There’s a lot of unfamiliar furniture, but her old trinkets and various belongings are scattered throughout as well. The apartment is small, but comparatively gargantuan to her old single dorm. Rey marvels at the large windows lined with potted plants. There’s more green and light in this apartment than she’s ever gotten to live with before. She pauses in front of the bookcase in the living room, running her finger across the bottom of a framed picture of her and Finn. He had given it to her as a Christmas present one year. She suddenly feels like crying again, what she wouldn’t give to be tucked under his arm right now as she is in the picture, the easy intimacy of their friendship cocooning her. A dull headache begins to pulse at her temples.
“Ben?” Rey asks, turning to face him. He’s watching her from where he’s half-sitting on a bar stool at the kitchen counter.
“Hm?”
“What’s my teaching position?”
“Oh,” Rey thinks she sees relief cross his face at the question but can’t be sure. She doesn’t know him well enough to say. “You’re TA-ing a couple of classes for the summer semester, actually maybe it’s just one, I’m not sure.”
“Thanks,” Rey says. She supposes this makes sense; she’ll have to check her email.
“Hopefully you won’t have missed much, since it’s still Sunday.”
“Yeah,” Rey agrees, even though she knows she’s much farther behind than two days. She can’t remember any of the training, content, or even the course codes. And on the off chance that the days she’s been out haven't affected this job, she knows that she’s surely missed at least one shift sitting at the campus information desk where she points out landmarks to visiting teenagers. The rhythmic pounding of her heart suggests that these are problems she should start trying to solve right now, but her sudden lightheadedness suggests otherwise. She stumbles towards the couch and sits.
“You good?”
“Yes, yeah, fine,” Rey shades her eyes with a hand.
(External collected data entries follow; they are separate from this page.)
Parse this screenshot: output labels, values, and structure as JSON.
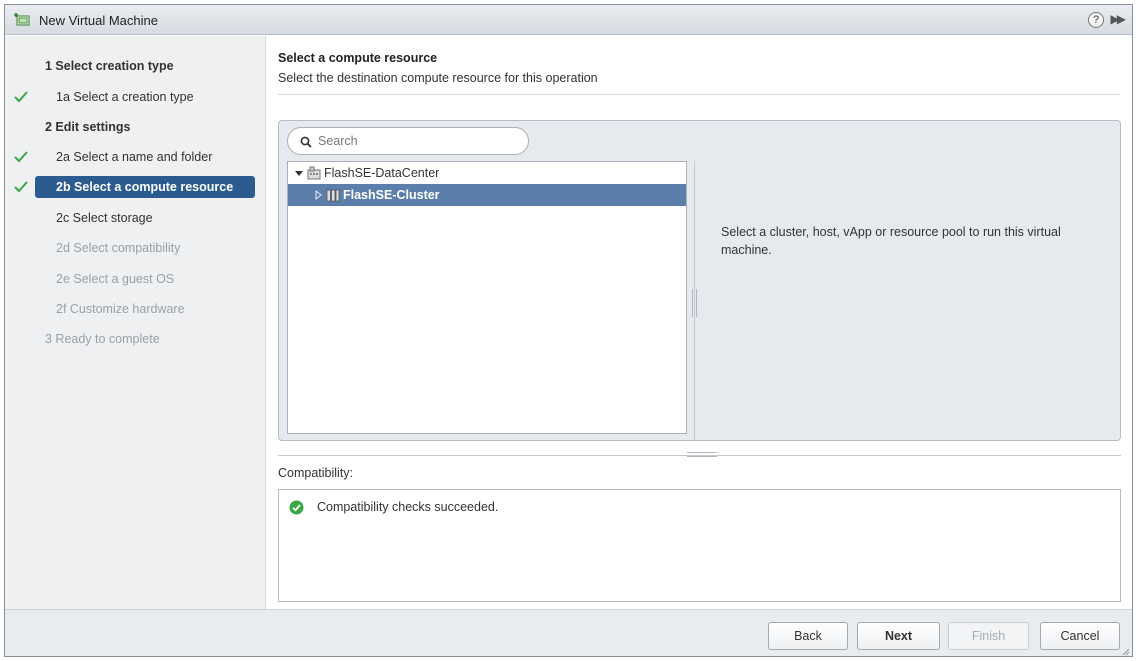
{
  "window": {
    "title": "New Virtual Machine",
    "help_label": "?",
    "expand_label": "▶▶"
  },
  "sidebar": {
    "steps": [
      {
        "label": "1  Select creation type",
        "kind": "header",
        "done": false
      },
      {
        "label": "1a  Select a creation type",
        "kind": "sub",
        "done": true
      },
      {
        "label": "2  Edit settings",
        "kind": "header",
        "done": false
      },
      {
        "label": "2a  Select a name and folder",
        "kind": "sub",
        "done": true
      },
      {
        "label": "2b  Select a compute resource",
        "kind": "sub",
        "done": true,
        "active": true
      },
      {
        "label": "2c  Select storage",
        "kind": "sub",
        "done": false
      },
      {
        "label": "2d  Select compatibility",
        "kind": "sub",
        "done": false,
        "disabled": true
      },
      {
        "label": "2e  Select a guest OS",
        "kind": "sub",
        "done": false,
        "disabled": true
      },
      {
        "label": "2f  Customize hardware",
        "kind": "sub",
        "done": false,
        "disabled": true
      },
      {
        "label": "3  Ready to complete",
        "kind": "header-plain",
        "done": false,
        "disabled": true
      }
    ]
  },
  "main": {
    "heading": "Select a compute resource",
    "subheading": "Select the destination compute resource for this operation",
    "search": {
      "placeholder": "Search",
      "value": ""
    },
    "tree": [
      {
        "label": "FlashSE-DataCenter",
        "icon": "datacenter-icon",
        "expanded": true
      },
      {
        "label": "FlashSE-Cluster",
        "icon": "cluster-icon",
        "expanded": false,
        "selected": true
      }
    ],
    "info_text": "Select a cluster, host, vApp or resource pool to run this virtual machine.",
    "compatibility": {
      "label": "Compatibility:",
      "message": "Compatibility checks succeeded.",
      "status_color": "#3aa646"
    }
  },
  "footer": {
    "back_label": "Back",
    "next_label": "Next",
    "finish_label": "Finish",
    "cancel_label": "Cancel"
  },
  "colors": {
    "active_step_bg": "#2b5b8f",
    "selected_row_bg": "#5b7faa",
    "check_green": "#3aa646"
  }
}
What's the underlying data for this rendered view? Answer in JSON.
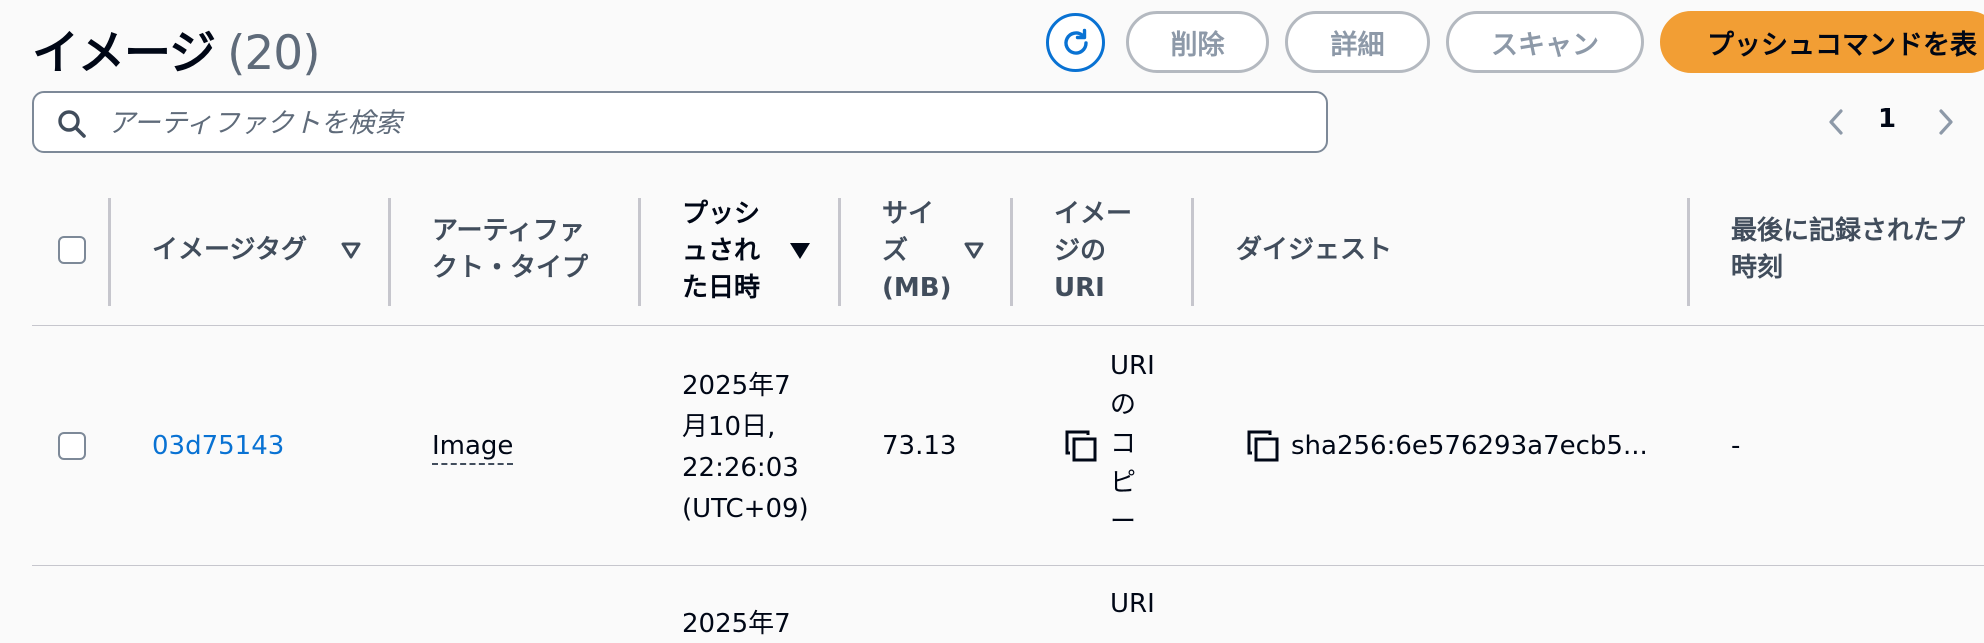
{
  "header": {
    "title": "イメージ",
    "count": "(20)",
    "buttons": {
      "delete": "削除",
      "details": "詳細",
      "scan": "スキャン",
      "push_commands": "プッシュコマンドを表"
    },
    "refresh_icon": "refresh-icon"
  },
  "search": {
    "placeholder": "アーティファクトを検索",
    "value": ""
  },
  "pagination": {
    "current_page": "1"
  },
  "table": {
    "columns": {
      "image_tag": "イメージタグ",
      "artifact_type_1": "アーティファ",
      "artifact_type_2": "クト・タイプ",
      "pushed_at_1": "プッシ",
      "pushed_at_2": "ュされ",
      "pushed_at_3": "た日時",
      "size_1": "サイ",
      "size_2": "ズ",
      "size_3": "(MB)",
      "image_uri_1": "イメー",
      "image_uri_2": "ジの",
      "image_uri_3": "URI",
      "digest": "ダイジェスト",
      "last_recorded_1": "最後に記録されたプ",
      "last_recorded_2": "時刻"
    },
    "rows": [
      {
        "tag": "03d75143",
        "type": "Image",
        "pushed_1": "2025年7",
        "pushed_2": "月10日,",
        "pushed_3": "22:26:03",
        "pushed_4": "(UTC+09)",
        "size": "73.13",
        "uri_1": "URI",
        "uri_2": "の",
        "uri_3": "コ",
        "uri_4": "ピ",
        "uri_5": "ー",
        "digest": "sha256:6e576293a7ecb5...",
        "last_recorded": "-"
      },
      {
        "pushed_1": "2025年7",
        "uri_1": "URI"
      }
    ]
  },
  "colors": {
    "accent": "#0972d3",
    "primary_button": "#f29e34",
    "background": "#fafafa"
  }
}
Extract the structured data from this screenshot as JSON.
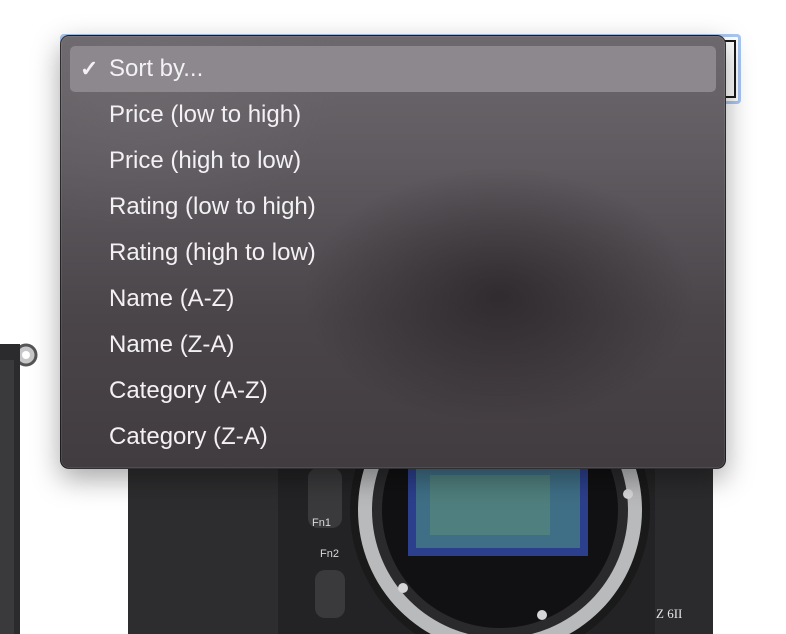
{
  "sort_select": {
    "selected_value": "Sort by...",
    "options": [
      {
        "label": "Sort by...",
        "selected": true
      },
      {
        "label": "Price (low to high)",
        "selected": false
      },
      {
        "label": "Price (high to low)",
        "selected": false
      },
      {
        "label": "Rating (low to high)",
        "selected": false
      },
      {
        "label": "Rating (high to low)",
        "selected": false
      },
      {
        "label": "Name (A-Z)",
        "selected": false
      },
      {
        "label": "Name (Z-A)",
        "selected": false
      },
      {
        "label": "Category (A-Z)",
        "selected": false
      },
      {
        "label": "Category (Z-A)",
        "selected": false
      }
    ],
    "checkmark_icon": "checkmark-icon",
    "checkmark_glyph": "✓"
  },
  "camera_image": {
    "button_labels": [
      "Fn1",
      "Fn2"
    ],
    "model_badge": "Z 6II"
  },
  "colors": {
    "menu_background": "#5a5559",
    "selected_highlight": "#8c888d",
    "menu_text": "#f3f1f4",
    "focus_ring": "#a9c7f2"
  }
}
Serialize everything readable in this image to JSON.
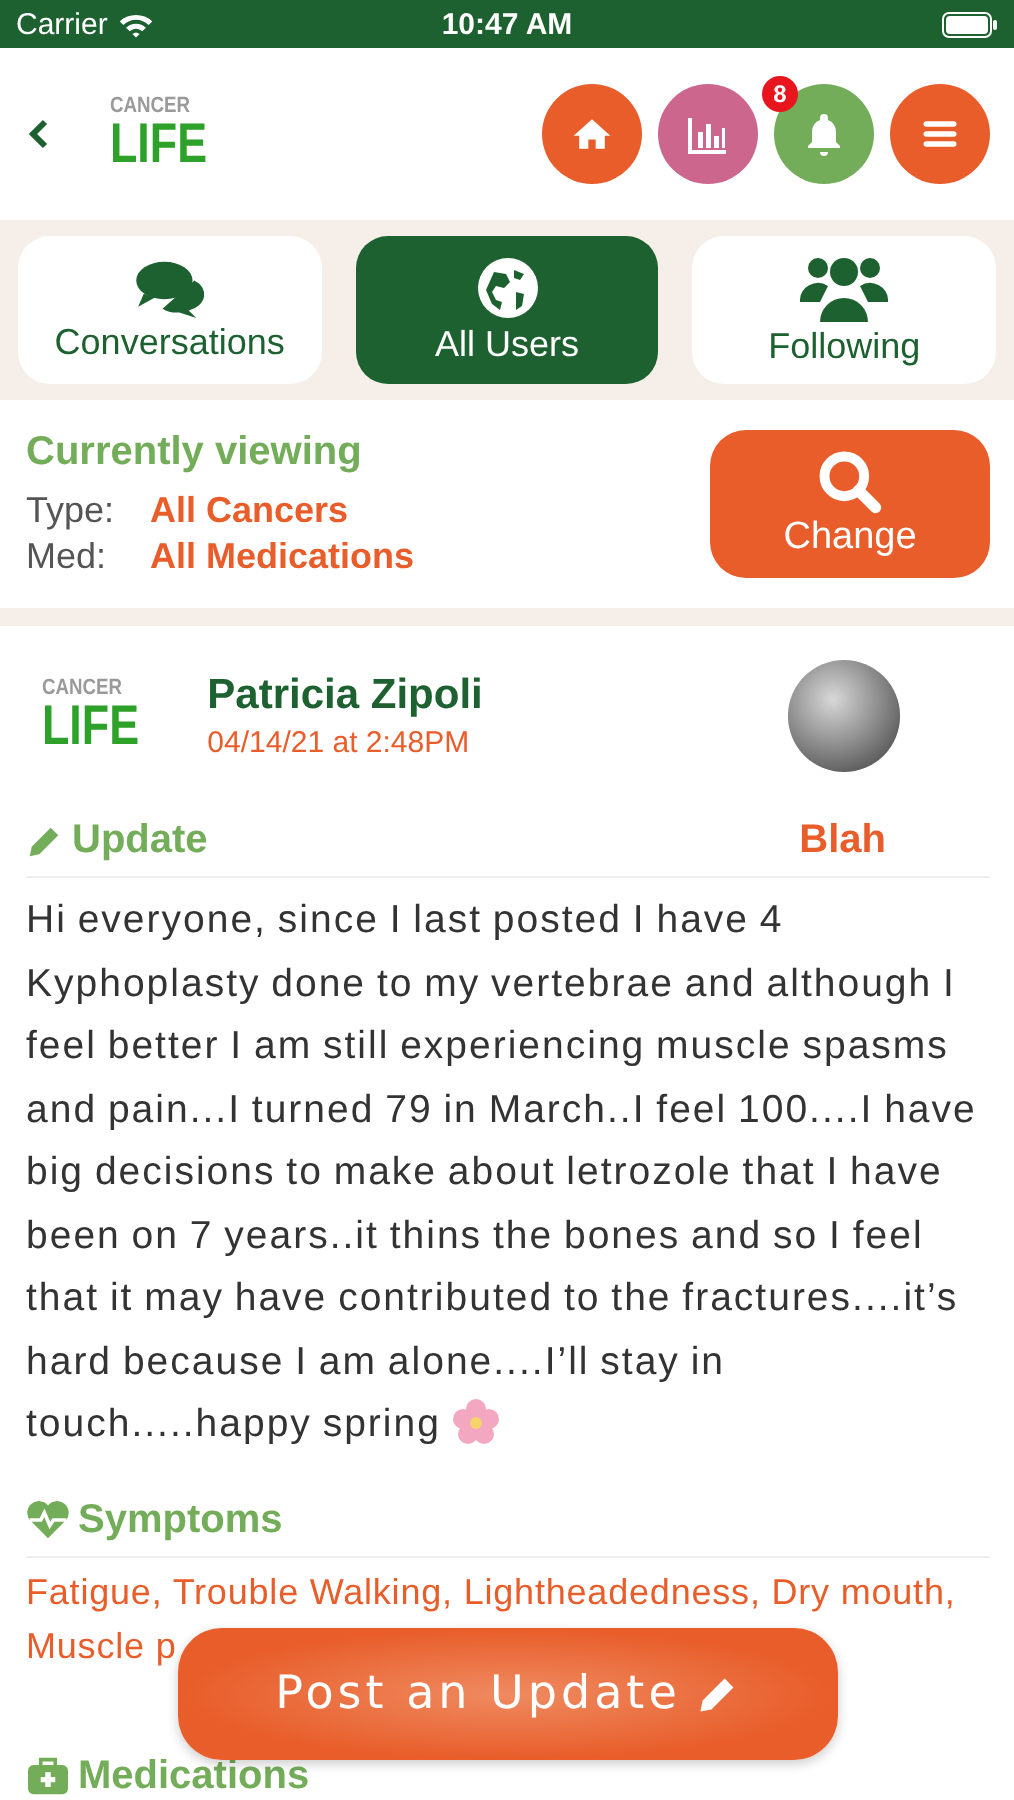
{
  "status_bar": {
    "carrier": "Carrier",
    "time": "10:47 AM"
  },
  "header": {
    "logo": {
      "top": "CANCER",
      "bottom": "LIFE"
    },
    "nav_buttons": [
      {
        "kind": "home",
        "color": "#e85d2a"
      },
      {
        "kind": "chart",
        "color": "#cc668c"
      },
      {
        "kind": "bell",
        "color": "#74ad5a",
        "badge": "8"
      },
      {
        "kind": "menu",
        "color": "#e85d2a"
      }
    ]
  },
  "tabs": [
    {
      "kind": "chat",
      "label": "Conversations",
      "selected": false
    },
    {
      "kind": "globe",
      "label": "All Users",
      "selected": true
    },
    {
      "kind": "people",
      "label": "Following",
      "selected": false
    }
  ],
  "filter": {
    "title": "Currently viewing",
    "rows": [
      {
        "label": "Type:",
        "value": "All Cancers"
      },
      {
        "label": "Med:",
        "value": "All Medications"
      }
    ],
    "button": "Change"
  },
  "post": {
    "logo": {
      "top": "CANCER",
      "bottom": "LIFE"
    },
    "author": "Patricia Zipoli",
    "timestamp": "04/14/21 at 2:48PM",
    "type": "Update",
    "mood": "Blah",
    "body": "Hi everyone, since I last posted I have 4 Kyphoplasty done to my vertebrae and although I feel better I am still experiencing muscle spasms and pain...I turned 79 in March..I feel 100....I have big decisions to make about letrozole that I have been on 7 years..it thins the bones and so I feel that it may have contributed to the fractures....it’s hard because I am alone....I’ll stay in touch.....happy spring",
    "sections": [
      {
        "kind": "symptoms",
        "title": "Symptoms",
        "text": "Fatigue, Trouble Walking, Lightheadedness, Dry mouth, Muscle p"
      },
      {
        "kind": "medications",
        "title": "Medications"
      }
    ]
  },
  "post_button": "Post an Update"
}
The sunlight coming in through the generous windows is suddenly too bright and her headache intensifies, concentrating behind her eye sockets. “Just a headache.”
“I think that was on your symptom list.” Ben crosses the room to stand in front of her. “Come on, lets get you to bed,” he offers her a hand and this time Rey takes it without hesitation, letting him pull her up. He supports her to the bedroom and pulls the duvet back with his free hand so that she can crawl in.
“Don’t fall asleep just yet,” Ben instructs, leaving the room, but her eyelids are already drooping. The familiar feeling of her duvet cover is so comforting that she almost sighs. “Here,” he’s back already, pressing a pill into one hand and a bottle into the other.
Rey washes the pill down with the yellow Powerade before he takes the bottle away and sets it on the nightstand. She watches blearily as he adjusts the curtains, they’re already shut, but he moves the fabric around to cover some of the cracks of light.
She knows that when she wakes up he’ll be gone and she’ll be alone again and she wants to reach out and say thank you and please don’t go and stay, but she’s not brave enough. Instead, she tries to memorize the shape of his back as he leaves the room so that she can remember that someone came for her when she thought she had no one. That someone cared enough about her to look after her, even just for a day. And that that someone was Ben Solo.